ICI's weekly release says, "Total money market fund assets decreased by $30.85 billion to $7.70 trillion for the week ended Wednesday, January 21, the Investment Company Institute reported.... Among taxable money market funds, government funds decreased by $27.73 billion and prime funds increased by $1.10 billion. Tax-exempt money market funds decreased by $4.21 billion." ICI's stats show Institutional MMFs decreasing $24.6 billion and Retail MMFs decreasing $6.3 billion in the latest week. Total Government MMF assets, including Treasury funds, were $6.318 trillion (82.1% of all money funds), while Total Prime MMFs were $1.235 trillion (16.0%). Tax Exempt MMFs totaled $145.2 billion (1.9%).
It explains, "Assets of retail money market funds decreased by $6.27 billion to $3.07 trillion. Among retail funds, government money market fund assets decreased by $1.83 billion to $1.94 trillion, prime money market fund assets decreased by $743 million to $999.99 billion, and tax-exempt fund assets decreased by $3.69 billion to $131.49 billion." Retail assets account for 39.9% of the total, and Government Retail assets make up 63.2% of all Retail MMFs.

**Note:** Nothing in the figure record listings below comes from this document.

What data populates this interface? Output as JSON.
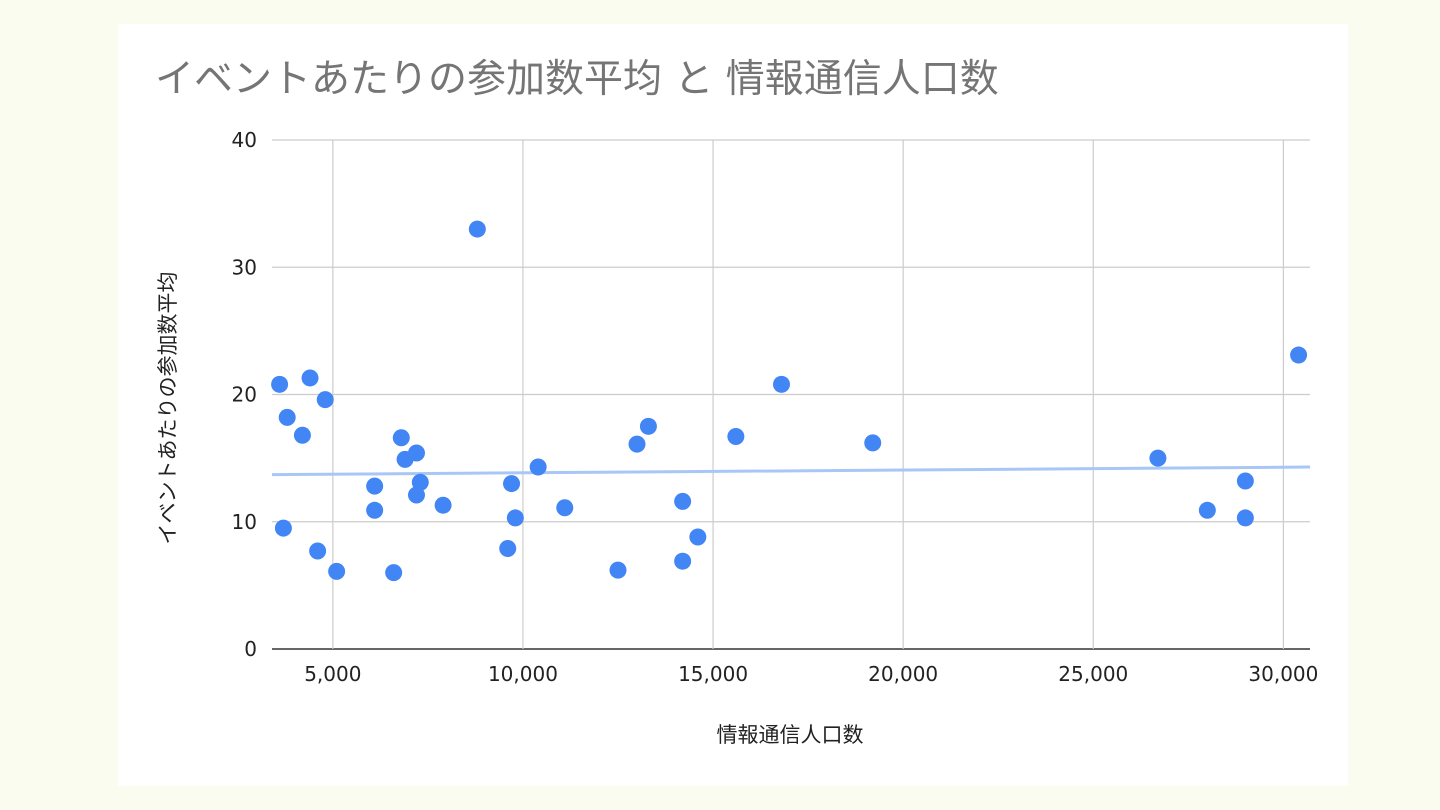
{
  "chart_data": {
    "type": "scatter",
    "title": "イベントあたりの参加数平均 と 情報通信人口数",
    "xlabel": "情報通信人口数",
    "ylabel": "イベントあたりの参加数平均",
    "xlim": [
      3400,
      30700
    ],
    "ylim": [
      0,
      40
    ],
    "x_ticks": [
      5000,
      10000,
      15000,
      20000,
      25000,
      30000
    ],
    "x_tick_labels": [
      "5,000",
      "10,000",
      "15,000",
      "20,000",
      "25,000",
      "30,000"
    ],
    "y_ticks": [
      0,
      10,
      20,
      30,
      40
    ],
    "y_tick_labels": [
      "0",
      "10",
      "20",
      "30",
      "40"
    ],
    "grid": true,
    "trendline": {
      "type": "linear",
      "points": [
        [
          3400,
          13.7
        ],
        [
          30700,
          14.3
        ]
      ],
      "color": "#a8c7f7"
    },
    "point_color": "#4285f4",
    "points": [
      [
        3600,
        20.8
      ],
      [
        3700,
        9.5
      ],
      [
        3800,
        18.2
      ],
      [
        4200,
        16.8
      ],
      [
        4400,
        21.3
      ],
      [
        4600,
        7.7
      ],
      [
        4800,
        19.6
      ],
      [
        5100,
        6.1
      ],
      [
        6100,
        10.9
      ],
      [
        6100,
        12.8
      ],
      [
        6600,
        6.0
      ],
      [
        6800,
        16.6
      ],
      [
        6900,
        14.9
      ],
      [
        7200,
        15.4
      ],
      [
        7300,
        13.1
      ],
      [
        7200,
        12.1
      ],
      [
        7900,
        11.3
      ],
      [
        8800,
        33.0
      ],
      [
        9600,
        7.9
      ],
      [
        9700,
        13.0
      ],
      [
        9800,
        10.3
      ],
      [
        10400,
        14.3
      ],
      [
        11100,
        11.1
      ],
      [
        12500,
        6.2
      ],
      [
        13000,
        16.1
      ],
      [
        13300,
        17.5
      ],
      [
        14200,
        11.6
      ],
      [
        14200,
        6.9
      ],
      [
        14600,
        8.8
      ],
      [
        15600,
        16.7
      ],
      [
        16800,
        20.8
      ],
      [
        19200,
        16.2
      ],
      [
        26700,
        15.0
      ],
      [
        28000,
        10.9
      ],
      [
        29000,
        13.2
      ],
      [
        29000,
        10.3
      ],
      [
        30400,
        23.1
      ]
    ]
  }
}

They add, "Assets of institutional money market funds decreased by $24.58 billion to $4.62 trillion. Among institutional funds, government money market fund assets decreased by $25.90 billion to $4.37 trillion, prime money market fund assets increased by $1.84 billion to $235.13 billion, and tax-exempt fund assets decreased by $516 million to $13.74 billion." Institutional assets accounted for 60.1% of all MMF assets, with Government Institutional assets making up 94.6% of all institutional MMF totals.
According to Crane Data's separate Money Fund Intelligence Daily series, money fund assets have decreased by $14.8 billion to $8.094 trillion month-to-date in January (as of 1/21); they hit a record high of $8.165 trillion on 1/6. Assets increased by $126.3 billion in December, $132.8 billion in November, $142.1 billion in October, $105.2 billion in September and $132.0 billion in August. They rose $63.7 billion in July, $6.7 billion in June and $100.9 billion in May. MMFs fell by $24.4 billion in April, but rose $2.8 trillion in March, $94.2 billion in February and $52.8 billion last January. Note that ICI's asset totals don't include a number of funds tracked by the SEC and Crane Data, so they're almost $400 billion lower than Crane's asset series.